I pulled into a parking space half a block from the store. Another woman in a white sports car pulled up behind me. She was blonde, short and chic, and we approached our meters at exactly the same moment. There were nine minutes left on my meter; not enough time to walk down the block, return my clothes and get back in the car. I put a quarter in. That gave me 39 minutes to return and/or shop, but not enough time to do any real damage. The woman at the meter next to me saw the reusable, gray, cloth Willow Street (http://www.Willowst.com) shoulder bag in my hand.
She smiled at my bag and said, "Have fun shopping."
"I'm returning," I said. "That's not as much fun."
At the store, a saleswoman greeted me (she knows me too well). I handed my bag to her and said apologetically, "I'm returning." She smiled and took the bag. "I may look around," I added. She smiled again.

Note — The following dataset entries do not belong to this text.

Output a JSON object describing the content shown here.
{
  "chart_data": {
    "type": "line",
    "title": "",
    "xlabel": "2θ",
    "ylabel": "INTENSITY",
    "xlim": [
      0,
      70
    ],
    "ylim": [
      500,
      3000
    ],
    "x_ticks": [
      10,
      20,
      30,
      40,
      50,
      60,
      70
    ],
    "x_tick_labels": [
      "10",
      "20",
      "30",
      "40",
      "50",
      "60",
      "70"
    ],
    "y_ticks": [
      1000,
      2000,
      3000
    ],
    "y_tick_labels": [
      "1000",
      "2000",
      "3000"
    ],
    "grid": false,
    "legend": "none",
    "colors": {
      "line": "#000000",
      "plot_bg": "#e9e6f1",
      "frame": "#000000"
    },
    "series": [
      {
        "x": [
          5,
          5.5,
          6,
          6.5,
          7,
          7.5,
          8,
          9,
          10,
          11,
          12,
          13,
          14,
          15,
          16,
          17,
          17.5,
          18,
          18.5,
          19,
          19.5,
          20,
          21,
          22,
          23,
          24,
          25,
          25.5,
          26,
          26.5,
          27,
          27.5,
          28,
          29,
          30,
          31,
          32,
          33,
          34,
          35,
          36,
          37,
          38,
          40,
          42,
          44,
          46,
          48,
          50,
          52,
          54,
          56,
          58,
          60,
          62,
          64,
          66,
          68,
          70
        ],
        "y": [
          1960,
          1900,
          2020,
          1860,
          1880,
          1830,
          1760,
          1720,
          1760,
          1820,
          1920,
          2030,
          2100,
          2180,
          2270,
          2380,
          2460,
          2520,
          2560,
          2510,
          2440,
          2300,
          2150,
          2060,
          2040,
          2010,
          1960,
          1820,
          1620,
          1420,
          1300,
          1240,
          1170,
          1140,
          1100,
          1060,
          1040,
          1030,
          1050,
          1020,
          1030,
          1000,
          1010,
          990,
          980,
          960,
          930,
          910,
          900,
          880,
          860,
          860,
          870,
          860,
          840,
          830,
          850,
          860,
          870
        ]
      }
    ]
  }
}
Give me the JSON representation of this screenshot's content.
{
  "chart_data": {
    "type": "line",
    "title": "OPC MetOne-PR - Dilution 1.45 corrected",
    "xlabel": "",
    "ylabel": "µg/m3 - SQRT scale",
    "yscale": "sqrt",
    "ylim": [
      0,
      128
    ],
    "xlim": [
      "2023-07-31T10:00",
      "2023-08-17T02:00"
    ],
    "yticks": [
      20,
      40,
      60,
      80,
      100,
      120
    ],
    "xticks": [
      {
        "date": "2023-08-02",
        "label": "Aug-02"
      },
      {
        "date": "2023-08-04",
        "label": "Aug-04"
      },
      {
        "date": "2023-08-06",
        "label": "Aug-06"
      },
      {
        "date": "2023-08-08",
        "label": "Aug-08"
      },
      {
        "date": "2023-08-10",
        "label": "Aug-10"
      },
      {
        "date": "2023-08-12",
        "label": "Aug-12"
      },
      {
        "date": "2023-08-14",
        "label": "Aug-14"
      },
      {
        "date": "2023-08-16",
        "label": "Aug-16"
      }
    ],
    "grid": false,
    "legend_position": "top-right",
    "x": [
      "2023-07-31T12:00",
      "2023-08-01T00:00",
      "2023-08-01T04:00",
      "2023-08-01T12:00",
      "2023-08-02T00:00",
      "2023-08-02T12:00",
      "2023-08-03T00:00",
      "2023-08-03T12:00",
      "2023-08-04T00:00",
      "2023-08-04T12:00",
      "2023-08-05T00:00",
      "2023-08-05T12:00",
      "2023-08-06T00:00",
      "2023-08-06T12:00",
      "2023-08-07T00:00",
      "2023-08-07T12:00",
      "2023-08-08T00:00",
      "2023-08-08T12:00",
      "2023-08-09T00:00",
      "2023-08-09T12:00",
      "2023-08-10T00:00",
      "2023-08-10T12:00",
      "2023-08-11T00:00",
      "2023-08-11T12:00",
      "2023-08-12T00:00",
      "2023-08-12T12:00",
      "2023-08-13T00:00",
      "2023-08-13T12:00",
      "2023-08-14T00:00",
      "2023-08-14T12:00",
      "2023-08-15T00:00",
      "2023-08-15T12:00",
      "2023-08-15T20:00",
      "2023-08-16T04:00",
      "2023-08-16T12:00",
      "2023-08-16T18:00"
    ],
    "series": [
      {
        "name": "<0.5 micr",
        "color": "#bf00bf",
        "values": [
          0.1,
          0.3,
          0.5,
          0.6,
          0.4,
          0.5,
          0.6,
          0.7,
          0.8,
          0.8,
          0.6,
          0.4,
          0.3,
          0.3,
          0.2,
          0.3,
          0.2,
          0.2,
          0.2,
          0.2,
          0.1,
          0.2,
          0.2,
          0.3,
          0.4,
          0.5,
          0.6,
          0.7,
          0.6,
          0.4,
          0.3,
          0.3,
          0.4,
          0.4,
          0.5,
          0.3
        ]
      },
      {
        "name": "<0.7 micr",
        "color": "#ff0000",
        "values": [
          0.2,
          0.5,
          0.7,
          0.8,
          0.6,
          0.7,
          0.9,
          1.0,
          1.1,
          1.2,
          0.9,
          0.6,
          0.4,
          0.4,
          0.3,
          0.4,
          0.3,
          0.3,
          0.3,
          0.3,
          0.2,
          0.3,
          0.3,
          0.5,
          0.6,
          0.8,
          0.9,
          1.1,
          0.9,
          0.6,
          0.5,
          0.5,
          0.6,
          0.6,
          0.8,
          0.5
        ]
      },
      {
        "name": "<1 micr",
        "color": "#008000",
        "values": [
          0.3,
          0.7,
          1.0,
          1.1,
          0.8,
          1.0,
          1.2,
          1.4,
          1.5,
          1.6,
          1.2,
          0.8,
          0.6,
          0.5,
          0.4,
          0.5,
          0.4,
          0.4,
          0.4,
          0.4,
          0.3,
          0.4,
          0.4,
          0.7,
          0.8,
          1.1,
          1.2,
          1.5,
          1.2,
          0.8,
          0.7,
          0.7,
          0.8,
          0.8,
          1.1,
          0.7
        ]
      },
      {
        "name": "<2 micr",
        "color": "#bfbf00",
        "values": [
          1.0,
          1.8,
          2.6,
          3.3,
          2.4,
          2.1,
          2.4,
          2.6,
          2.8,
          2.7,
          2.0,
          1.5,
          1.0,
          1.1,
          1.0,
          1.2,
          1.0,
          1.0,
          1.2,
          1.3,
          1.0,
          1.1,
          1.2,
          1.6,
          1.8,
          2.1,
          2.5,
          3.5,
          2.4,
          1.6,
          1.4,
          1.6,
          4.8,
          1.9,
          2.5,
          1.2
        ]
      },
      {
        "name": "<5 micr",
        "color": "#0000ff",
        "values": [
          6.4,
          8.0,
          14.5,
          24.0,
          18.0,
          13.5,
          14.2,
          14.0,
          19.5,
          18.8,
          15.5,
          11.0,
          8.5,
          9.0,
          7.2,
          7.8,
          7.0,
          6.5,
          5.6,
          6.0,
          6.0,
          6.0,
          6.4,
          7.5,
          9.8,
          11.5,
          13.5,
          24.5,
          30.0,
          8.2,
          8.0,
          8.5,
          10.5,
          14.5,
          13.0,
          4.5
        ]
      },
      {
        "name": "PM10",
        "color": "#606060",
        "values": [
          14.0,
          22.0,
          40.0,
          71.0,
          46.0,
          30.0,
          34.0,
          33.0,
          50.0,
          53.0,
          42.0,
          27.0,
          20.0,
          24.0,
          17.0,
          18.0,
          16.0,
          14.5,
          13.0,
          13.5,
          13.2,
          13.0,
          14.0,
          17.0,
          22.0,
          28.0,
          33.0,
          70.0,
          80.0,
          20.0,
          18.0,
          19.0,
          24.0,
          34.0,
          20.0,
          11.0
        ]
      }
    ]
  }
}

I did look around and actually took two shirts to try on. Then, at the register, I saw an attractive woman with a big red bag of stuff. "My husband works for Lehman," the woman said apologetically. She started to describe what his job had been and what he had been trying to do. Then she started taking a large pile of jeans and shirts out of the bag. She was returning a lot. "I left the belt in the car," she said, and ran out to get it.
I was rubber-necking. I couldn't help myself. Sweat started to accumulate on the back of my neck.
I thought about the shirts I was thinking of trying on. I didn't need them, and reminded myself that the only clothes I was allowed to buy was one outfit appropriate for religious occasions and a pair of new pants to teach in. What I didn't need were more casual clothes---which were exactly the things I was holding in my hands.
I don't know what I did with those shirts. I hope I didn't drop them on the floor. I know I arrived at the register empty-handed. I took my place behind the absent woman's bag of clothes, handed my receipts to the saleswoman and said, "I'm going to save this credit for when I really need something." The saleswoman showed me how much credit I had---close to $300. Then she pointed out that I still had a 10% discount towards my next purchase, but I had to use it by October 17. The future discount is the reward the store gives out if you use the reusable cloth bag, instead of a paper shopping bag. It's a clever idea---the store doesn't waste paper, and you have an incentive to come back fast and shop. Will I be back by October 17? Perhaps---on a wing and a prayer.